Cloning a server

Duplicate a whole server into a brand-new one — exactly what copies (files, config, plugins) and what doesn't (IP, subdomain, databases), plus the plan cost.

Cloning takes an existing server and stamps out a brand-new, separate one that's a copy of it — same files, same setup, its own address. It's how you spin up a second network node, a test copy of your live server, or a fresh start from a configuration you've already dialled in. You start it from the Settings page, under Operations. Cloning is a premium feature.

At a glance
You need A premium server to clone from
Plan Premium
Time A few minutes while files copy

What cloning creates

A clone is a whole new server — its own entry in your server list, its own address, running alongside the original. The original is untouched. This is different from cloning an instance, which makes a second setup inside one server that shares its single port. A server clone is genuinely separate and can run at the same time as the source.

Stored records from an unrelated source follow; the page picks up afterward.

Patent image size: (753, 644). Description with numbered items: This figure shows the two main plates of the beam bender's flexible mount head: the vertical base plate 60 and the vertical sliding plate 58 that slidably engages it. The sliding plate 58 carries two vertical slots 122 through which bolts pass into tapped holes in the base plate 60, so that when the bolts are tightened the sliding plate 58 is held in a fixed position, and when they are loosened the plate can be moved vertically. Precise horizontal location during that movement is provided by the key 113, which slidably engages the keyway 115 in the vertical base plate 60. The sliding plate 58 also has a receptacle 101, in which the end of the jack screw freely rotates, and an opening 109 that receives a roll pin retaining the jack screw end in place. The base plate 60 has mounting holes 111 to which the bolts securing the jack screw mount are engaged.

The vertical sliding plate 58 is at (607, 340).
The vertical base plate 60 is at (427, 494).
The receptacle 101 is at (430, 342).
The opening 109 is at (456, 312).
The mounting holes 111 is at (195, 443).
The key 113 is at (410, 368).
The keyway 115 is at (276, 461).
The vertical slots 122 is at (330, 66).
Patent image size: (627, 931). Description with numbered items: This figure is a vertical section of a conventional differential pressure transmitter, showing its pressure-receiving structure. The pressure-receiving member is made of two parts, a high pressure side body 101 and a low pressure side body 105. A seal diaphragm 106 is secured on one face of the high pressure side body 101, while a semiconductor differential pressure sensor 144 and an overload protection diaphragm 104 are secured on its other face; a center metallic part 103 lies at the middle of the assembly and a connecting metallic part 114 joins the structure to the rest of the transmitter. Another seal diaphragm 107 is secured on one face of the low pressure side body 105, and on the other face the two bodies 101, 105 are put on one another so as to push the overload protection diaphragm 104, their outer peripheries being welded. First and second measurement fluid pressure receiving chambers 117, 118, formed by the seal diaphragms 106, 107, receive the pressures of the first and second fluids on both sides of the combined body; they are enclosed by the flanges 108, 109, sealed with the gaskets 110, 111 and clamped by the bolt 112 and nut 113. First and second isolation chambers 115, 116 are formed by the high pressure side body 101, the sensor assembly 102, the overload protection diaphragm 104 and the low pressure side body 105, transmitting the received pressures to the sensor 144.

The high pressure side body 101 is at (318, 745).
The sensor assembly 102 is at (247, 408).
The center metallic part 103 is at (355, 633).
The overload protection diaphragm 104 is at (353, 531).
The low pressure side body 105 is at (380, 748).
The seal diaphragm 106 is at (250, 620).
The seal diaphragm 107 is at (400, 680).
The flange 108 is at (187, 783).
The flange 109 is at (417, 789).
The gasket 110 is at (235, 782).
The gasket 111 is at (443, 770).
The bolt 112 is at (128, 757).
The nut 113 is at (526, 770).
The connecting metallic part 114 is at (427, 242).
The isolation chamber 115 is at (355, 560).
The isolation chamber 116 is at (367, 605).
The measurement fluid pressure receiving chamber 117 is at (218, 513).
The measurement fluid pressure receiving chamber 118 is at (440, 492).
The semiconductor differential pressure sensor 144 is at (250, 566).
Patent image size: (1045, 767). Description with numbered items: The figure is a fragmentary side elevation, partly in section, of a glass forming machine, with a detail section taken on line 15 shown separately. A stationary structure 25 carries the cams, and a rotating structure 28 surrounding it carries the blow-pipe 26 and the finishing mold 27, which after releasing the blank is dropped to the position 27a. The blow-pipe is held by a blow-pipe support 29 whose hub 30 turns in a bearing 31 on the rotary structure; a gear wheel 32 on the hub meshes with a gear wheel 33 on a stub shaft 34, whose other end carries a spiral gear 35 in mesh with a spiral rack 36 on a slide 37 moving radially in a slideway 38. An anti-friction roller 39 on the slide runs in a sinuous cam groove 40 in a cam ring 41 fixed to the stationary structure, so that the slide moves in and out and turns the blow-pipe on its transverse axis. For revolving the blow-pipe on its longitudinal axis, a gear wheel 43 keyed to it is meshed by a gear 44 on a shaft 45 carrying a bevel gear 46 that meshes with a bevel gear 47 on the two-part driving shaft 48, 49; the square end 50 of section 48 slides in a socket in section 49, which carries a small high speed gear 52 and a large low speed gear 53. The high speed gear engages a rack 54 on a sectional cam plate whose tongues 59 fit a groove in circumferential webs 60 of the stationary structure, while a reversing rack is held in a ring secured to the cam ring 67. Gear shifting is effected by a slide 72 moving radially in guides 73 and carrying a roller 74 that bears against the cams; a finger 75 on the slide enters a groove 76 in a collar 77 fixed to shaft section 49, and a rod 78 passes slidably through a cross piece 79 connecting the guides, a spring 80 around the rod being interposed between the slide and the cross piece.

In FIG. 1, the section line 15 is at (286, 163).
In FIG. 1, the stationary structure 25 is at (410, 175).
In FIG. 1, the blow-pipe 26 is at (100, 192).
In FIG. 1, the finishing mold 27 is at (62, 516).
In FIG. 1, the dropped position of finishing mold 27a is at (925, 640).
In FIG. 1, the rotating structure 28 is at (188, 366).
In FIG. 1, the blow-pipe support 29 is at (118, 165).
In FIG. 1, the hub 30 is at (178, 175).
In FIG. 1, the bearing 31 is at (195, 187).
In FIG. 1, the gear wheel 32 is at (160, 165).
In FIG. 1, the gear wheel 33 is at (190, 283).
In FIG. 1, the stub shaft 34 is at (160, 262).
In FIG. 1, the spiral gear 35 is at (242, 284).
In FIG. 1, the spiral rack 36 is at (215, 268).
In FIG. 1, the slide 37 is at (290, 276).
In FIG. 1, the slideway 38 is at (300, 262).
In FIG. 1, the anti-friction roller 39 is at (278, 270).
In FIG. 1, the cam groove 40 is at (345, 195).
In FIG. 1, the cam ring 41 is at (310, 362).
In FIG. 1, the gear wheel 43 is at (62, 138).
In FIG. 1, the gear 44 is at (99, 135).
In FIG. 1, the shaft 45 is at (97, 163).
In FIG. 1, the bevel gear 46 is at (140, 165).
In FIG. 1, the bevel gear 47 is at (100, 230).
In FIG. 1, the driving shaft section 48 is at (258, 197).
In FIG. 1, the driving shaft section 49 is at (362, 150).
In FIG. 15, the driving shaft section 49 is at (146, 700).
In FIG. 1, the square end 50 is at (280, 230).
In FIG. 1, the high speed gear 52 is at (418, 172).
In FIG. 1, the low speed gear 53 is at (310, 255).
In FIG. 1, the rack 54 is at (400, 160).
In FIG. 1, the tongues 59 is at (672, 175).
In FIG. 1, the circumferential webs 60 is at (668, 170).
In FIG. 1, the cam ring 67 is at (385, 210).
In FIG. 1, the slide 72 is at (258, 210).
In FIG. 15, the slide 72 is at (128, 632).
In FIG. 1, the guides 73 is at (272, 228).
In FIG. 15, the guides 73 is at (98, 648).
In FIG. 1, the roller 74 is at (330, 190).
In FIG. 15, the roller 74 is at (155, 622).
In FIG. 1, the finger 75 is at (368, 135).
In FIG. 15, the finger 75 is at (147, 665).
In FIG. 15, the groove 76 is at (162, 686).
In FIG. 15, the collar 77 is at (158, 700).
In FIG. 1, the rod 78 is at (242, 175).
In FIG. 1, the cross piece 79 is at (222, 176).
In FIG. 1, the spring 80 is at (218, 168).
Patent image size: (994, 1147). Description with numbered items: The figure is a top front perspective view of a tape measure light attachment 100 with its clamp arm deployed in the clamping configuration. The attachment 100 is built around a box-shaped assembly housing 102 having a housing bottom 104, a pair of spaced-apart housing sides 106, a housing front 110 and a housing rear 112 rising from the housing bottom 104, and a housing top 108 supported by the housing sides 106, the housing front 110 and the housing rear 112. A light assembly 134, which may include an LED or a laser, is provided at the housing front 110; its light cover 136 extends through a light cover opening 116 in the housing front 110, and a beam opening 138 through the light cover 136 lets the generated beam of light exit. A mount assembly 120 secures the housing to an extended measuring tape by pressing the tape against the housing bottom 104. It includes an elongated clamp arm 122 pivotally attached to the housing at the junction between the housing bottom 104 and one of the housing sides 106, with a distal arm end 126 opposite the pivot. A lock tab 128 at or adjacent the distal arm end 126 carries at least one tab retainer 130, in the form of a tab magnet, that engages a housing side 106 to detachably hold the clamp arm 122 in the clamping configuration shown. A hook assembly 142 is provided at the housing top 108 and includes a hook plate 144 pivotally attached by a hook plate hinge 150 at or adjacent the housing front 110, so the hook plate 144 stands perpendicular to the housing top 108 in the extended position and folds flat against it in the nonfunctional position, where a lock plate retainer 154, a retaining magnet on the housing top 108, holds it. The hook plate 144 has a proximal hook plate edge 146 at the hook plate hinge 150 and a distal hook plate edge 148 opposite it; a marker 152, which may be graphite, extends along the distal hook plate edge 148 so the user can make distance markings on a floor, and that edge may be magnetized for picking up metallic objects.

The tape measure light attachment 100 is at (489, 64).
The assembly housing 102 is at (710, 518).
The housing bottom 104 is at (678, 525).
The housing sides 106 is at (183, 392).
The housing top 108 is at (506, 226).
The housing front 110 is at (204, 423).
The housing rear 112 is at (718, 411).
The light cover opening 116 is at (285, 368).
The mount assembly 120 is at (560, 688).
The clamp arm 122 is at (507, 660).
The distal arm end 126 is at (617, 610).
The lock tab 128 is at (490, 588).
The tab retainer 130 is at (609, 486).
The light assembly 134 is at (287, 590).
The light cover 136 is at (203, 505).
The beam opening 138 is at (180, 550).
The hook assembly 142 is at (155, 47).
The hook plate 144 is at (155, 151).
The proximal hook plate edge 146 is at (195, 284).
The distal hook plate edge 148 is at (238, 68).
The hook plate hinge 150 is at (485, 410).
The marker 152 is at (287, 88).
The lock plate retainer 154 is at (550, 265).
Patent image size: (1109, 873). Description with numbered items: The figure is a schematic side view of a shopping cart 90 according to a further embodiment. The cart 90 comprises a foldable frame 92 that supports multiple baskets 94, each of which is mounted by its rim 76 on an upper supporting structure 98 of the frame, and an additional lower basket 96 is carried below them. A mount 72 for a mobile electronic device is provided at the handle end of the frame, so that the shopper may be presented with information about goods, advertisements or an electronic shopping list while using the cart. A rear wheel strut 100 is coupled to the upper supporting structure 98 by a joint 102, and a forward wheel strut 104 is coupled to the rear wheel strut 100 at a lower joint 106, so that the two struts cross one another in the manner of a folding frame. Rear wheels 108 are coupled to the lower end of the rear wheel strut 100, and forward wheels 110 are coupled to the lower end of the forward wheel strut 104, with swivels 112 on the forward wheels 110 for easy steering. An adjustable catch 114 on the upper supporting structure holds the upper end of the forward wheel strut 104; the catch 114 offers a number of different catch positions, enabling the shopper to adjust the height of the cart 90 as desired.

What copies — and what doesn't

This is the part to get right before you clone.

Copies to the new server Does not copy
All files, worlds, and plugins/mods The IP address and port (a new allocation)
The application, version, and startup command The subdomain (a new auto-generated one)
Startup variables and settings Managed databases
Resource and limit settings Sub-users
Backups
Reverse-proxy and custom domains

In short: the server itself — everything in its files and configuration — comes across faithfully. The things that are unique to a server — its network address, its subdomain, its databases, its team — are created fresh or left behind, because two servers can't share them.

⚠️ Heads up: Because databases aren't cloned, an app or plugin that expects a database will start against an empty one. If your clone needs the data too, add a database to the clone and import a dump. Anything reading a connection string from a variable will need it repointed at the new database.

The plan cost

A clone is a real, additional server, so it uses real, additional capacity — cloning is not free even though the action has no separate price tag:

  • Cloning a plan (billing) server adds the new server to your subscription and charges a pro-rated amount for the rest of the current billing period, so the second server is on the same plan.
  • Cloning within your account's resources consumes a new server slot: the clone's RAM and disk have to fit within your remaining plan capacity. If you don't have the headroom, free some up first (or upgrade).

Either way, you end up with two servers to manage — plan for the second one existing, not just appearing for a moment.

How it goes

  1. Open Settings → Operations → Clone Server and give the new server a name.
  2. Confirm. The panel reserves a new address and subdomain and starts copying.
  3. Watch the progress bar — it shows files copying across (X / Y files) in real time.
  4. When it reaches 100%, the panel drops you into the new server's console. It doesn't auto-start, so review it, then start it when you're ready.

The whole thing runs in the background; you can leave the page and come back.

Good reasons to clone

  • A staging copy of your live server — clone production, break things on the copy, and leave the real one alone. (For a lighter version of this that lives on one server, instances do it without a second server.)
  • A second server from a proven base — you've spent hours configuring one server; clone it as the starting point for the next region or the next community.
  • A safety fork before a risky change — clone, test the scary upgrade on the copy, and only touch the original once you're sure.

Troubleshooting

  • The clone option is locked — it's premium; the source server needs a premium plan.
  • "Not enough resources" — the clone's RAM/disk doesn't fit your remaining plan capacity. Delete or downsize something, or upgrade, then try again.
  • The clone's app can't connect to its database — databases don't clone. Add one to the new server and point its connection variable at it.
  • Players can't reach the clone at the old address — it has its own new IP and subdomain by design; share the clone's address from its Network page.